3. Le Cercle de lumière

65 18 6
                                    

22 juin – 1730 mots


Observez les mondes qui vous entourent. Plongez la main dans le terreau de leurs mythes ancestraux.

Les pseudo-humains peuplent leurs légendes de variations d'eux-mêmes : colorés, plus grands, plus petits, à écailles, à six doigts, ces cousins fantasmés sont des types. Les paramètres de l'hybridation déterminent leur caractère, leurs relations vis-à-vis des créateurs du mythe, leurs objectifs et leur manière d'agir.

Observez que parmi toutes ces inventions se trouvent deux motifs récurrents, plus forts que les autres.
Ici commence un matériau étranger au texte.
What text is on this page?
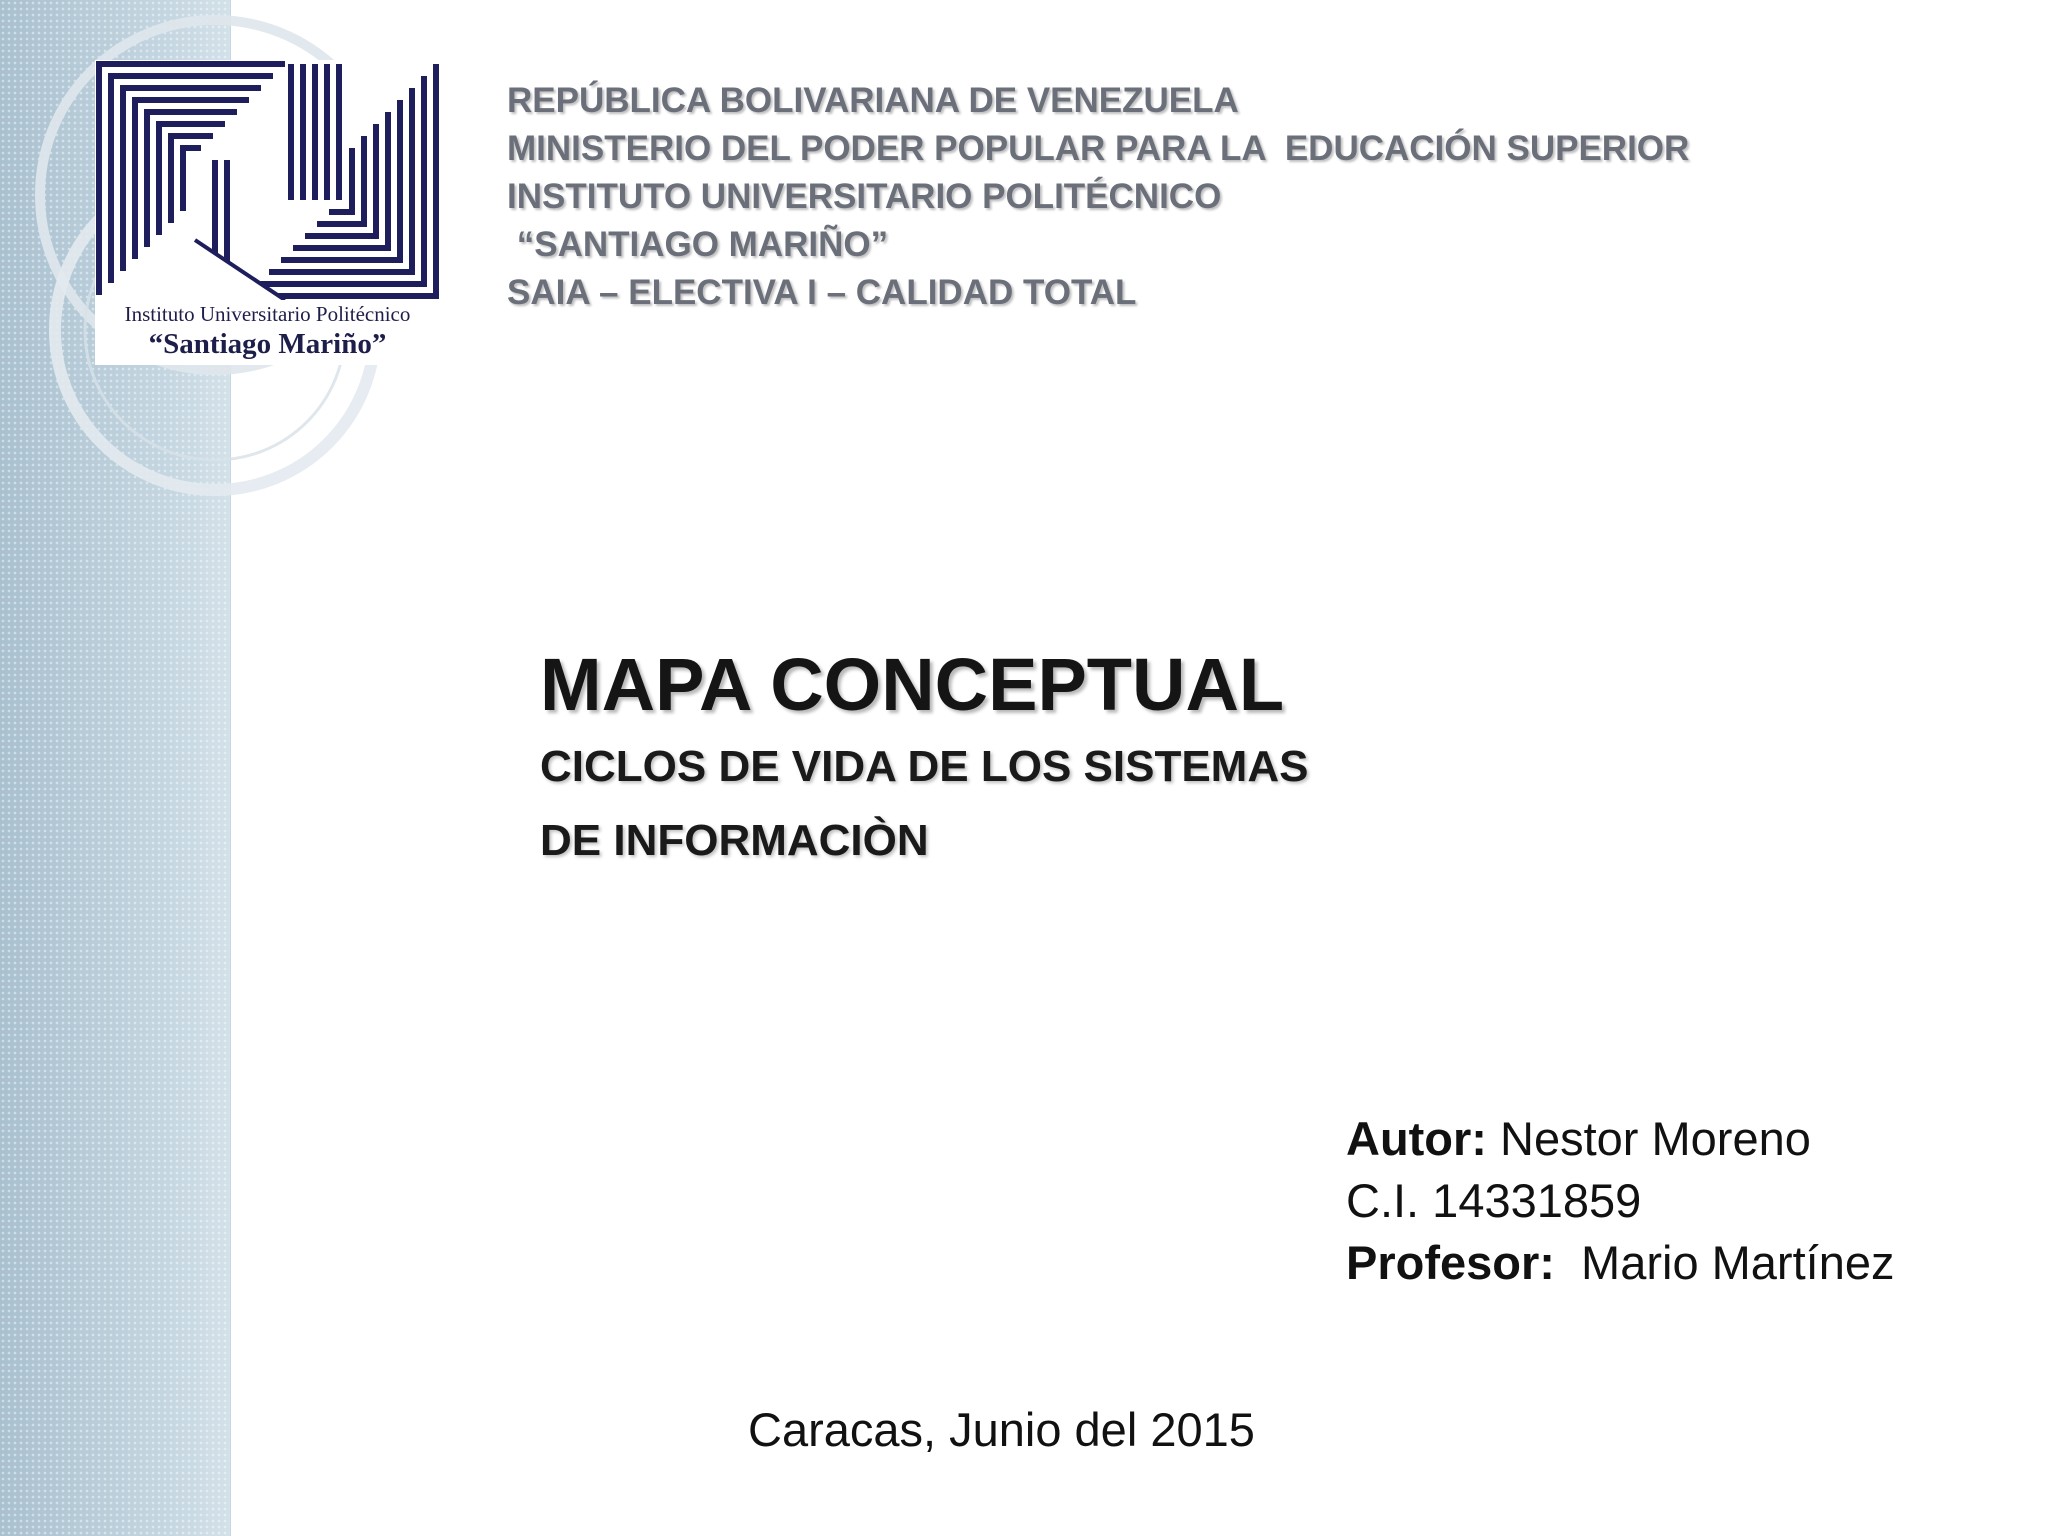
Instituto Universitario Politécnico
“Santiago Mariño”
REPÚBLICA BOLIVARIANA DE VENEZUELA
MINISTERIO DEL PODER POPULAR PARA LA  EDUCACIÓN SUPERIOR
INSTITUTO UNIVERSITARIO POLITÉCNICO
“SANTIAGO MARIÑO”
SAIA – ELECTIVA I – CALIDAD TOTAL
MAPA CONCEPTUAL
CICLOS DE VIDA DE LOS SISTEMAS
DE INFORMACIÒN
Autor: Nestor Moreno
C.I. 14331859
Profesor:  Mario Martínez
Caracas, Junio del 2015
Deux motifs qui, depuis deux mille ans, naviguent dans les sphères de l'imaginaire, où ils tiennent des rôles versatiles et souvent prépondérants.

De même que le dragon est une figure emblématique des légendes, dont nous étudions les variations de représentation, et non la présence ou l'absence.
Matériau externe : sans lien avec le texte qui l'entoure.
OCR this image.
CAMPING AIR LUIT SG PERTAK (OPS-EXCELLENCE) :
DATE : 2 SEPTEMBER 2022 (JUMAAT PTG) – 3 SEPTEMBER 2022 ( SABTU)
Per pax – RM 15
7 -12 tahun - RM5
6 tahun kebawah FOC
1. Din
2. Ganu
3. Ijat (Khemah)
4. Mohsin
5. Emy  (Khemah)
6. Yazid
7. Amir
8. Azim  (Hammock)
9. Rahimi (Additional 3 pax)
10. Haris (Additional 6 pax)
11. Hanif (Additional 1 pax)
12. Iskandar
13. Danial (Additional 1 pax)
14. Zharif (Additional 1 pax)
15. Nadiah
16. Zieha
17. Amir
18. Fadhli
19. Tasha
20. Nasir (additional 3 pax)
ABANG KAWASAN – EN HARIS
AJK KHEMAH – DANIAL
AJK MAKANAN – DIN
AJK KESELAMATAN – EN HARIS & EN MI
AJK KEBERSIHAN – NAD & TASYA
Les humains dotés de cornes et les humains dotés d'ailes ; tantôt les anges, tantôt les démons.

Caelus



Livenn émergea d'une absence. Elle constata que la nuit était tombée sur Sol Finis. Le temps des fantômes qui, selon la légende, surgiraient de la terre et emporteraient avec eux les morts de la journée, les derniers déçus des dieux.

Sa peau brûlait encore, comme un écho de la lumière intransigeante qui avait irradié les plaines de la Bordure ; mais elle avait l'impression que la présence de la solaine aveugle amoindrissait sa douleur. Comme si elle partageait son fardeau.

« J'ai cru que tu étais un rêve. »

D'un geste délicat, l'inconnue l'invita à la suivre.

« Qui es-tu ?

— Nadira.

— Et où sommes-nous ? »

De toute son enfance, dont les souvenirs encore parcourus de remous formaient l'assise instable de son esprit trop jeune, Livenn n'avait connu que les vastes plaines des régions extérieures de Sol Finis. Là où le regard portait à des dizaines de lieues, la désolation en marche ne pouvait se cacher. Or une arête rocheuse lui volait maintenant son horizon, comme l'épaule grise d'un géant sur l'indigo nocturne.

Sol Finis n'avait pas plus de lune que de soleil ; les solains n'auraient jamais compris qu'on puisse suspendre dans leur ciel un disque de lumière. La nuit peignait un fond légèrement trouble, parcouru de traînées nuageuses, une voûte céleste unie, qui encerclait le monde de sa phosphorescence.

« Nous sommes sur le Chemin de prière.

— Est-ce que je rêve encore ?

— Qu'en penses-tu ? »

Des marches grossièrement taillées montaient devant elles et disparaissaient à un tournant. Nadira s'assit sur le bord, jambes croisées, la tête tournée de biais. Malgré le tissu qui recouvrait ses yeux, elle ne semblait avoir aucun problème à se repérer, comme si chaque recoin du monde était sa propre maison.

« Tu vois, n'est-ce pas ? » l'interrogea Livenn.

L'assurance calme et la résolution qui émanaient de cette solaine étaient un phare à suivre. Livenn avait vu la petite ferme de ses parents disparaître. Des drames plus grands encore allaient venir et les solains échoueraient à les empêcher, comme ils avaient toujours échoué... sauf si Nadira s'interposait. Tel était son raisonnement inconscient, mêlé de respect et d'admiration.